There’s a lot to pull on in Food Intelligence. I marked the hell out of this book. They offer prescriptions, like subsidizing grocery stores that offer fresh foods, not threatening to shut them down if they don’t. They advocate for a lot more research in nutrition health on a governmental level, not, as Kennedy is doing, forcing medical schools to do it. And perhaps most importantly, they remind us to follow the science. There are a number of instances where Hall went into a study expecting one result and getting the opposite. Instead of throwing out the data, he absorbed it and updated his own thoughts on the topic, letting the work guide the way.
If only we could be so lucky and have people in charge of public health in America who would do the same.
The NIH has been a wonderful place because it allows scientists to take risks, form unique collaborations, and do studies difficult to conduct elsewhere. I’m proud of what we’ve accomplished and I’m fortunate to have had such wonderful colleagues and scientific collaborators. I hope to someday return to government service and lead a research program that will continue to provide gold-standard science to make Americans healthy.
That’s nutrition scientist Kevin Hall sharing his resignation letter from the National Institutes of Health on April 16, 2025.
Hall is considered one of the top nutrition experts in America. For decades, his work informed health-conscious policies and movements across the country. In fact, many of the nutrition facts that RFK Jr and his MAHA fans like to share can be traced back to Hall’s work.
Then his research found something Kennedy didn’t like, so he suppressed Hall’s work, leading to his resignation.
For the launch episode of Conspirituality Book Club, I’m writing about the recent book Hall co-authored with NY Times Opinion writer, Julia Belluz.
Food Intelligence: The Science of How Food Both Nourishes and Harms Us is one of the most insightful books about food I’ve ever read. The irony is that many of MAHA’s main talking points—tobacco companies engineering food to hook Americans; the problems with ultra-processed foods and food environments; the necessity of exercise accompanying a healthy diet—are all in these pages.
The problem isn’t what Belluz and Hall include. It’s what MAHA leaves out.
Before we turn the pages, a little background about Hall’s run-in with Kennedy.

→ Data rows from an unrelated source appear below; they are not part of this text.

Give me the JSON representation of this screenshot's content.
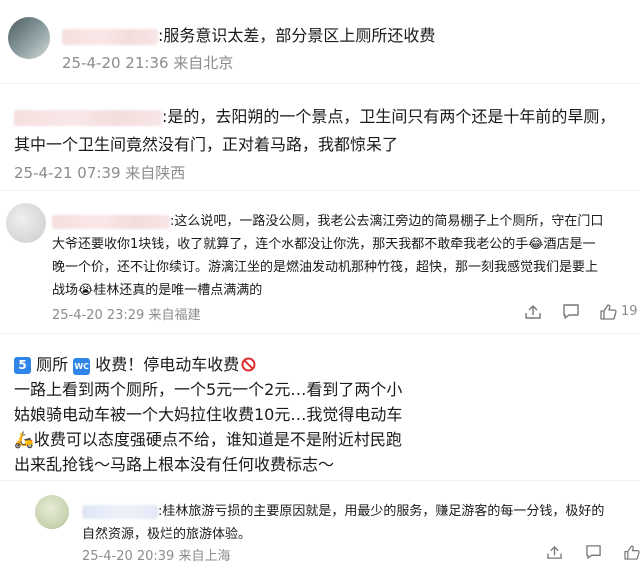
{
  "comments": [
    {
      "text": ":服务意识太差，部分景区上厕所还收费",
      "meta": "25-4-20 21:36 来自北京"
    },
    {
      "line1": ":是的，去阳朔的一个景点，卫生间只有两个还是十年前的旱厕，",
      "line2": "其中一个卫生间竟然没有门，正对着马路，我都惊呆了",
      "meta": "25-4-21 07:39 来自陕西"
    },
    {
      "line1": ":这么说吧，一路没公厕，我老公去漓江旁边的简易棚子上个厕所，守在门口",
      "line2": "大爷还要收你1块钱，收了就算了，连个水都没让你洗，那天我都不敢牵我老公的手",
      "line2b": "酒店是一",
      "line3": "晚一个价，还不让你续订。游漓江坐的是燃油发动机那种竹筏，超快，那一刻我感觉我们是要上",
      "line4": "战场",
      "line4b": "桂林还真的是唯一槽点满满的",
      "meta": "25-4-20 23:29 来自福建",
      "like_count": "19"
    }
  ],
  "post": {
    "badge_text": "5",
    "wc_badge": "WC",
    "line1_a": "厕所",
    "line1_b": "收费！停电动车收费",
    "line2": "一路上看到两个厕所，一个5元一个2元…看到了两个小",
    "line3": "姑娘骑电动车被一个大妈拉住收费10元…我觉得电动车",
    "line4": "收费可以态度强硬点不给，谁知道是不是附近村民跑",
    "line5": "出来乱抢钱～马路上根本没有任何收费标志～"
  },
  "reply": {
    "line1": ":桂林旅游亏损的主要原因就是，用最少的服务，赚足游客的每一分钱，极好的",
    "line2": "自然资源，极烂的旅游体验。",
    "meta": "25-4-20 20:39 来自上海"
  },
  "icons": [
    "share-icon",
    "comment-icon",
    "like-icon",
    "laugh-cry-emoji",
    "crying-emoji",
    "scooter-emoji",
    "prohibited-icon"
  ]
}
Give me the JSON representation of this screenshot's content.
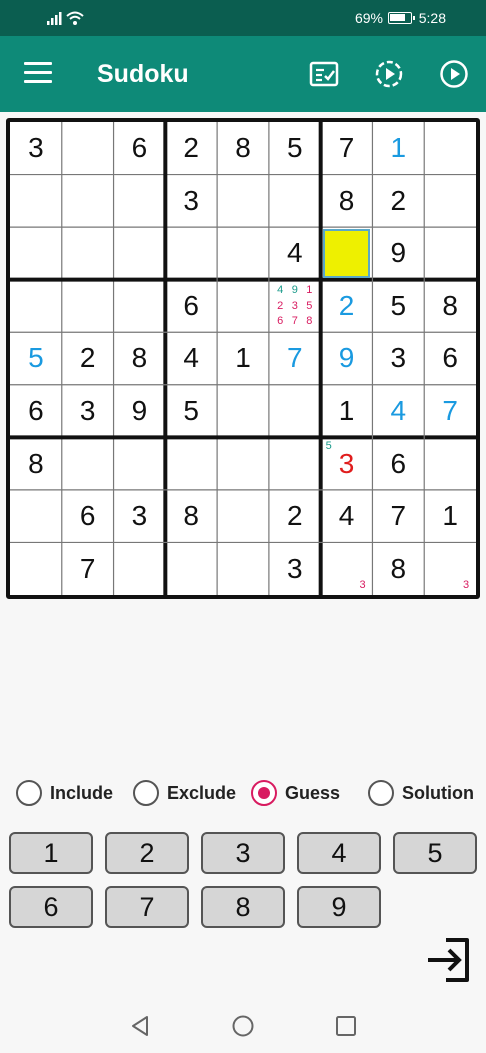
{
  "status_bar": {
    "battery_percent": "69%",
    "time": "5:28"
  },
  "app_bar": {
    "title": "Sudoku",
    "menu_icon": "hamburger-menu-icon",
    "actions": [
      "check-board-icon",
      "timer-play-icon",
      "play-icon"
    ]
  },
  "board": {
    "selected_cell": [
      2,
      6
    ],
    "cells": [
      [
        "3",
        "",
        "6",
        "2",
        "8",
        "5",
        "7",
        "1",
        ""
      ],
      [
        "",
        "",
        "",
        "3",
        "",
        "",
        "8",
        "2",
        ""
      ],
      [
        "",
        "",
        "",
        "",
        "",
        "4",
        "",
        "9",
        ""
      ],
      [
        "",
        "",
        "",
        "6",
        "",
        "",
        "2",
        "5",
        "8"
      ],
      [
        "5",
        "2",
        "8",
        "4",
        "1",
        "7",
        "9",
        "3",
        "6"
      ],
      [
        "6",
        "3",
        "9",
        "5",
        "",
        "",
        "1",
        "4",
        "7"
      ],
      [
        "8",
        "",
        "",
        "",
        "",
        "",
        "3",
        "6",
        ""
      ],
      [
        "",
        "6",
        "3",
        "8",
        "",
        "2",
        "4",
        "7",
        "1"
      ],
      [
        "",
        "7",
        "",
        "",
        "",
        "3",
        "",
        "8",
        ""
      ]
    ],
    "styles": [
      [
        "g",
        "",
        "g",
        "g",
        "g",
        "g",
        "g",
        "b",
        ""
      ],
      [
        "",
        "",
        "",
        "g",
        "",
        "",
        "g",
        "g",
        ""
      ],
      [
        "",
        "",
        "",
        "",
        "",
        "g",
        "",
        "g",
        ""
      ],
      [
        "",
        "",
        "",
        "g",
        "",
        "",
        "b",
        "g",
        "g"
      ],
      [
        "b",
        "g",
        "g",
        "g",
        "g",
        "b",
        "b",
        "g",
        "g"
      ],
      [
        "g",
        "g",
        "g",
        "g",
        "",
        "",
        "g",
        "b",
        "b"
      ],
      [
        "g",
        "",
        "",
        "",
        "",
        "",
        "r",
        "g",
        ""
      ],
      [
        "",
        "g",
        "g",
        "g",
        "",
        "g",
        "g",
        "g",
        "g"
      ],
      [
        "",
        "g",
        "",
        "",
        "",
        "g",
        "",
        "g",
        ""
      ]
    ],
    "notes": [
      {
        "row": 3,
        "col": 5,
        "values": [
          {
            "v": "4",
            "c": "#1a9a8a"
          },
          {
            "v": "9",
            "c": "#1a9a8a"
          },
          {
            "v": "1",
            "c": "#d81b60"
          },
          {
            "v": "2",
            "c": "#d81b60"
          },
          {
            "v": "3",
            "c": "#d81b60"
          },
          {
            "v": "5",
            "c": "#d81b60"
          },
          {
            "v": "6",
            "c": "#d81b60"
          },
          {
            "v": "7",
            "c": "#d81b60"
          },
          {
            "v": "8",
            "c": "#d81b60"
          }
        ]
      }
    ],
    "corner_notes": [
      {
        "row": 6,
        "col": 6,
        "pos": "top-left",
        "value": "5",
        "color": "#1a9a8a"
      },
      {
        "row": 8,
        "col": 6,
        "pos": "bottom-right",
        "value": "3",
        "color": "#d81b60"
      },
      {
        "row": 8,
        "col": 8,
        "pos": "bottom-right",
        "value": "3",
        "color": "#d81b60"
      }
    ]
  },
  "modes": {
    "selected": "Guess",
    "options": [
      "Include",
      "Exclude",
      "Guess",
      "Solution"
    ]
  },
  "numpad": {
    "keys": [
      "1",
      "2",
      "3",
      "4",
      "5",
      "6",
      "7",
      "8",
      "9"
    ]
  },
  "exit_button": "exit-icon",
  "nav_bar": [
    "back-icon",
    "home-icon",
    "recents-icon"
  ],
  "colors": {
    "status_bar": "#0b5e50",
    "app_bar": "#0e8a78",
    "blue_digit": "#1a9ae0",
    "red_digit": "#e01d1d",
    "selected_cell": "#eef000",
    "radio_accent": "#d81b60"
  }
}
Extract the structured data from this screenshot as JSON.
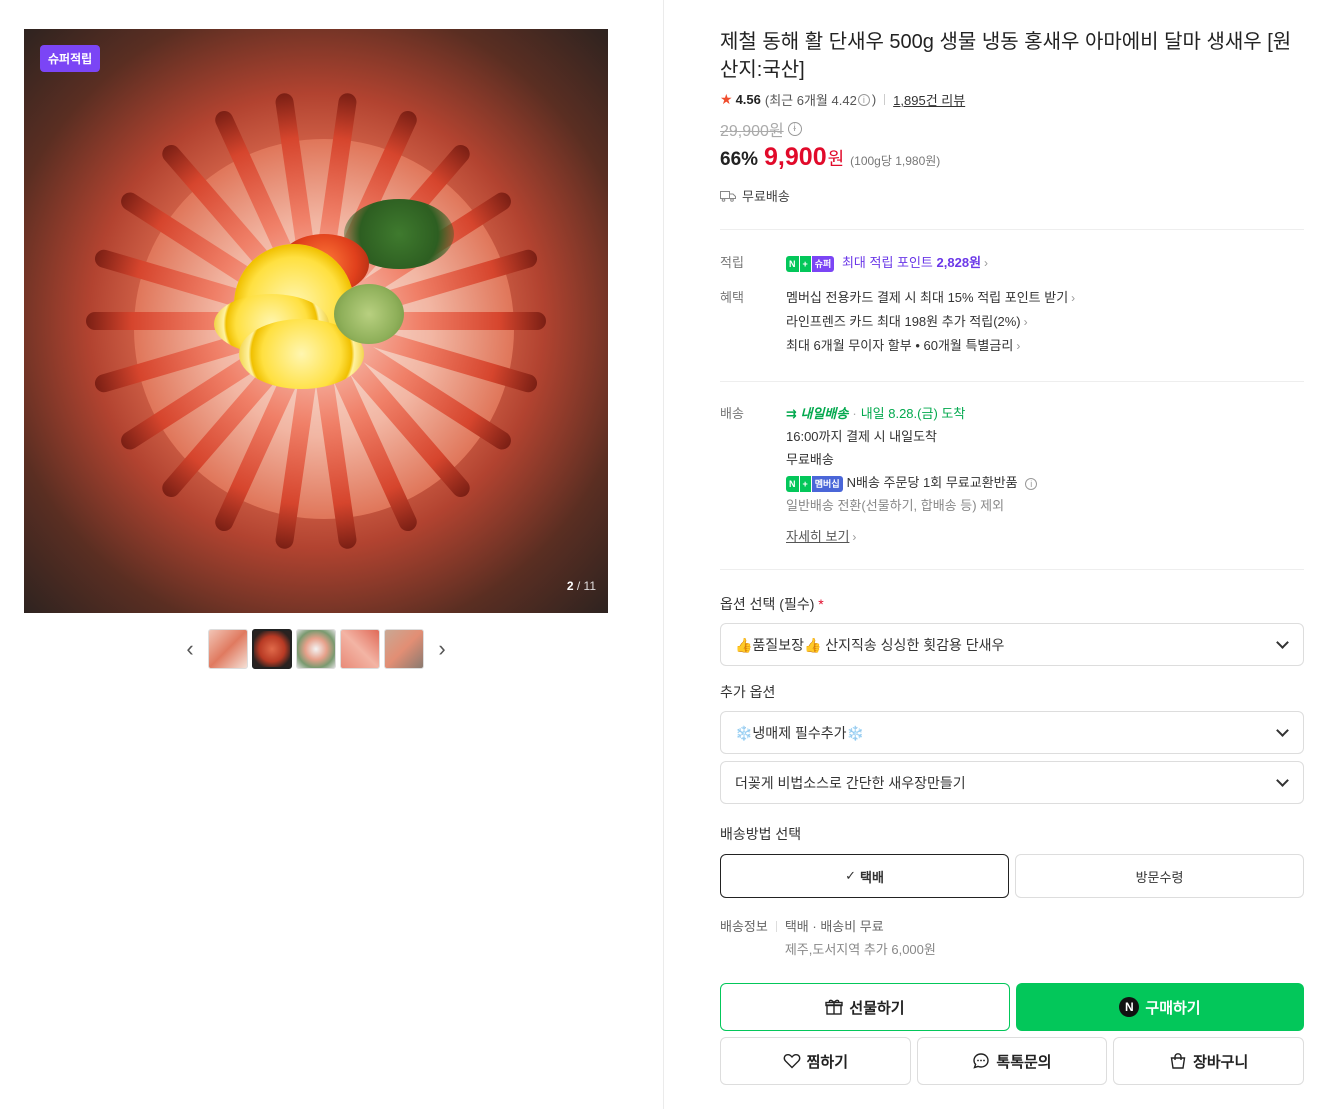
{
  "gallery": {
    "badge": "슈퍼적립",
    "counter_current": "2",
    "counter_total": "/ 11",
    "prev_icon": "chevron-left-icon",
    "next_icon": "chevron-right-icon"
  },
  "product": {
    "title": "제철 동해 활 단새우 500g 생물 냉동 홍새우 아마에비 달마 생새우 [원산지:국산]",
    "rating": "4.56",
    "rating_recent": "(최근 6개월 4.42",
    "rating_recent_close": ")",
    "review_count": "1,895건 리뷰",
    "original_price": "29,900원",
    "discount_rate": "66%",
    "price": "9,900",
    "price_unit": "원",
    "unit_price": "(100g당 1,980원)",
    "shipping_free": "무료배송"
  },
  "benefits": {
    "points_label": "적립",
    "points_badge_n": "N",
    "points_badge_plus": "+",
    "points_badge_super": "슈퍼",
    "points_text": "최대 적립 포인트",
    "points_value": "2,828원",
    "benefit_label": "혜택",
    "benefit_lines": [
      "멤버십 전용카드 결제 시 최대 15% 적립 포인트 받기",
      "라인프렌즈 카드 최대 198원 추가 적립(2%)",
      "최대 6개월 무이자 할부 • 60개월 특별금리"
    ]
  },
  "delivery": {
    "label": "배송",
    "tomorrow_badge": "내일배송",
    "arrival": "내일 8.28.(금) 도착",
    "cutoff": "16:00까지 결제 시 내일도착",
    "free": "무료배송",
    "membership_badge": "멤버십",
    "exchange": "N배송 주문당 1회 무료교환반품",
    "exclusion": "일반배송 전환(선물하기, 합배송 등) 제외",
    "details_link": "자세히 보기"
  },
  "options": {
    "required_label": "옵션 선택 (필수)",
    "required_mark": "*",
    "required_value": "👍품질보장👍 산지직송 싱싱한 횟감용 단새우",
    "additional_label": "추가 옵션",
    "additional_1": "❄️냉매제 필수추가❄️",
    "additional_2": "더꽂게 비법소스로 간단한 새우장만들기"
  },
  "shipping_method": {
    "label": "배송방법 선택",
    "courier": "택배",
    "pickup": "방문수령",
    "info_label": "배송정보",
    "info_text": "택배 · 배송비 무료",
    "info_extra": "제주,도서지역 추가 6,000원"
  },
  "actions": {
    "gift": "선물하기",
    "buy": "구매하기",
    "buy_n": "N",
    "wish": "찜하기",
    "talk": "톡톡문의",
    "cart": "장바구니"
  },
  "colors": {
    "accent_green": "#03c75a",
    "price_red": "#e10a2a",
    "super_purple": "#7b45f5"
  }
}
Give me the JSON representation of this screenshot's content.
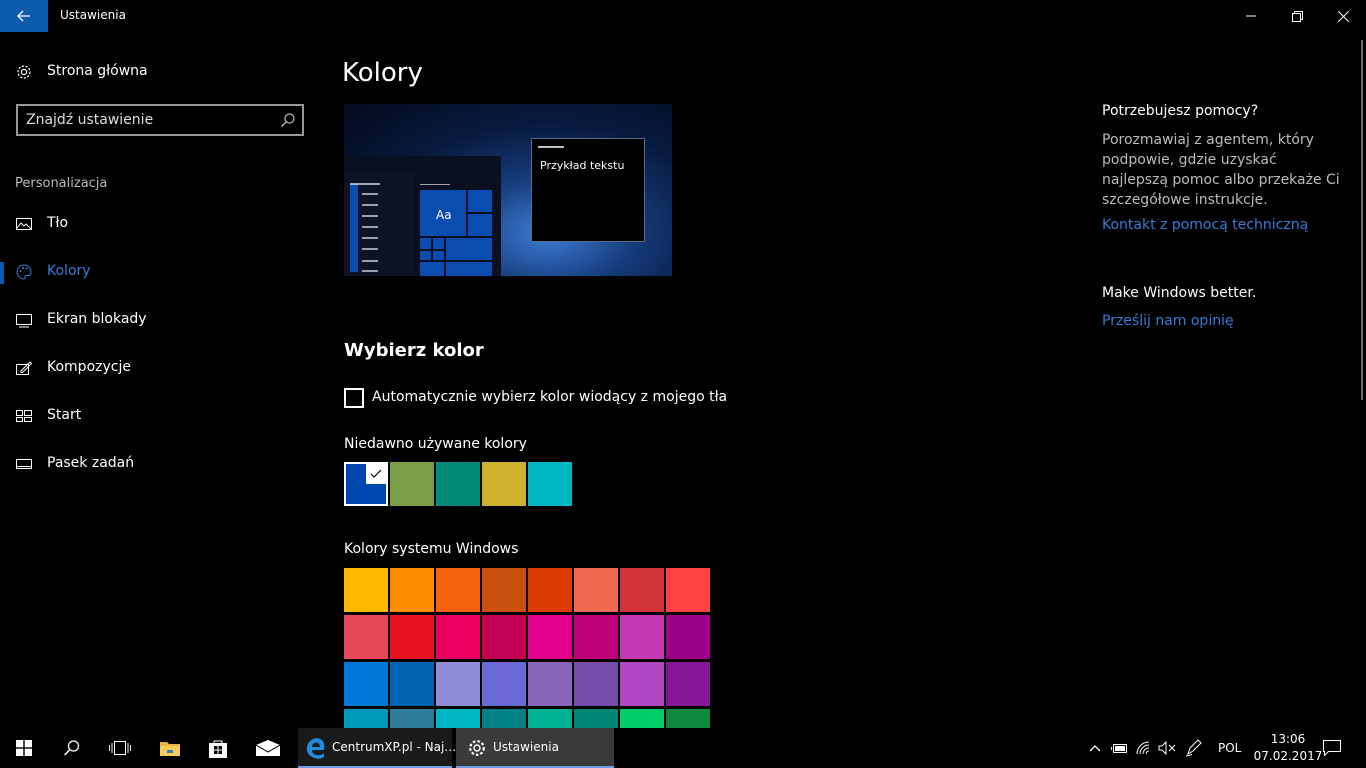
{
  "window": {
    "title": "Ustawienia"
  },
  "nav": {
    "home_label": "Strona główna",
    "search_placeholder": "Znajdź ustawienie",
    "section": "Personalizacja",
    "items": [
      {
        "label": "Tło",
        "icon": "picture-icon"
      },
      {
        "label": "Kolory",
        "icon": "palette-icon",
        "active": true
      },
      {
        "label": "Ekran blokady",
        "icon": "lock-screen-icon"
      },
      {
        "label": "Kompozycje",
        "icon": "themes-icon"
      },
      {
        "label": "Start",
        "icon": "start-icon"
      },
      {
        "label": "Pasek zadań",
        "icon": "taskbar-icon"
      }
    ]
  },
  "main": {
    "title": "Kolory",
    "preview_sample_text": "Przykład tekstu",
    "preview_tile_text": "Aa",
    "choose_heading": "Wybierz kolor",
    "auto_checkbox_label": "Automatycznie wybierz kolor wiodący z mojego tła",
    "auto_checked": false,
    "recent_heading": "Niedawno używane kolory",
    "recent_colors": [
      "#0046b0",
      "#7a9e48",
      "#028b76",
      "#cdb12e",
      "#00b7c3"
    ],
    "selected_recent_index": 0,
    "system_heading": "Kolory systemu Windows",
    "system_colors": [
      [
        "#ffb900",
        "#ff8c00",
        "#f7630c",
        "#ca5010",
        "#da3b01",
        "#ef6950",
        "#d13438",
        "#ff4343"
      ],
      [
        "#e74856",
        "#e81123",
        "#ea005e",
        "#c30052",
        "#e3008c",
        "#bf0077",
        "#c239b3",
        "#9a0089"
      ],
      [
        "#0078d7",
        "#0063b1",
        "#8e8cd8",
        "#6b69d6",
        "#8764b8",
        "#744da9",
        "#b146c2",
        "#881798"
      ],
      [
        "#0099bc",
        "#2d7d9a",
        "#00b7c3",
        "#038387",
        "#00b294",
        "#018574",
        "#00cc6a",
        "#10893e"
      ]
    ]
  },
  "help": {
    "title": "Potrzebujesz pomocy?",
    "body": "Porozmawiaj z agentem, który podpowie, gdzie uzyskać najlepszą pomoc albo przekaże Ci szczegółowe instrukcje.",
    "link": "Kontakt z pomocą techniczną",
    "better_title": "Make Windows better.",
    "feedback_link": "Prześlij nam opinię"
  },
  "taskbar": {
    "apps": [
      {
        "label": "CentrumXP.pl - Naj…",
        "icon": "edge-icon"
      },
      {
        "label": "Ustawienia",
        "icon": "gear-icon"
      }
    ],
    "language": "POL",
    "time": "13:06",
    "date": "07.02.2017"
  },
  "colors": {
    "accent": "#0b5cad",
    "link": "#3a7bd5"
  }
}
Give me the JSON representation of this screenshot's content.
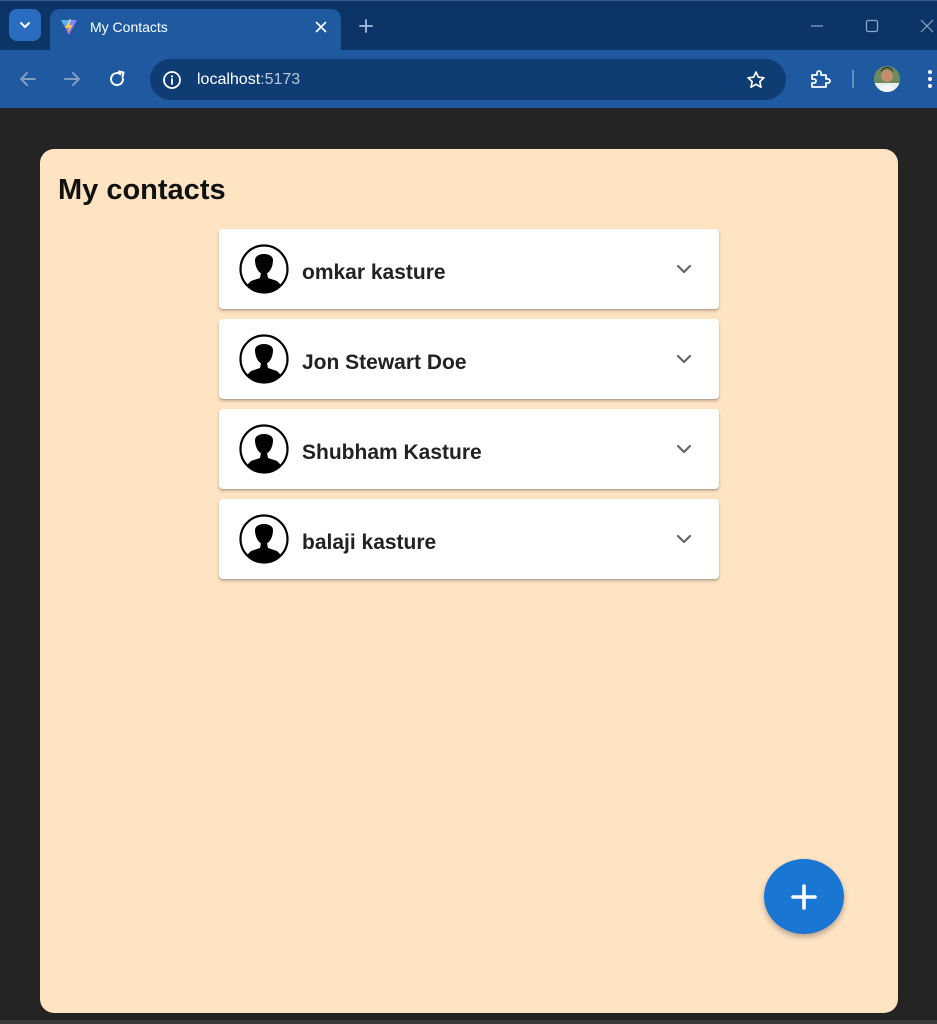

The study at the center of the dispute was published March 4, 2025 in the journal Cell Metabolism. It’s called “Brain dopamine responses to ultra-processed milkshakes are highly variable and not significantly related to adiposity in humans.” Hall served as lead author. Their research used brain imaging to see whether consuming ultraprocessed milkshakes high in fat and sugar caused reactions in dopamine similar to addictive drugs.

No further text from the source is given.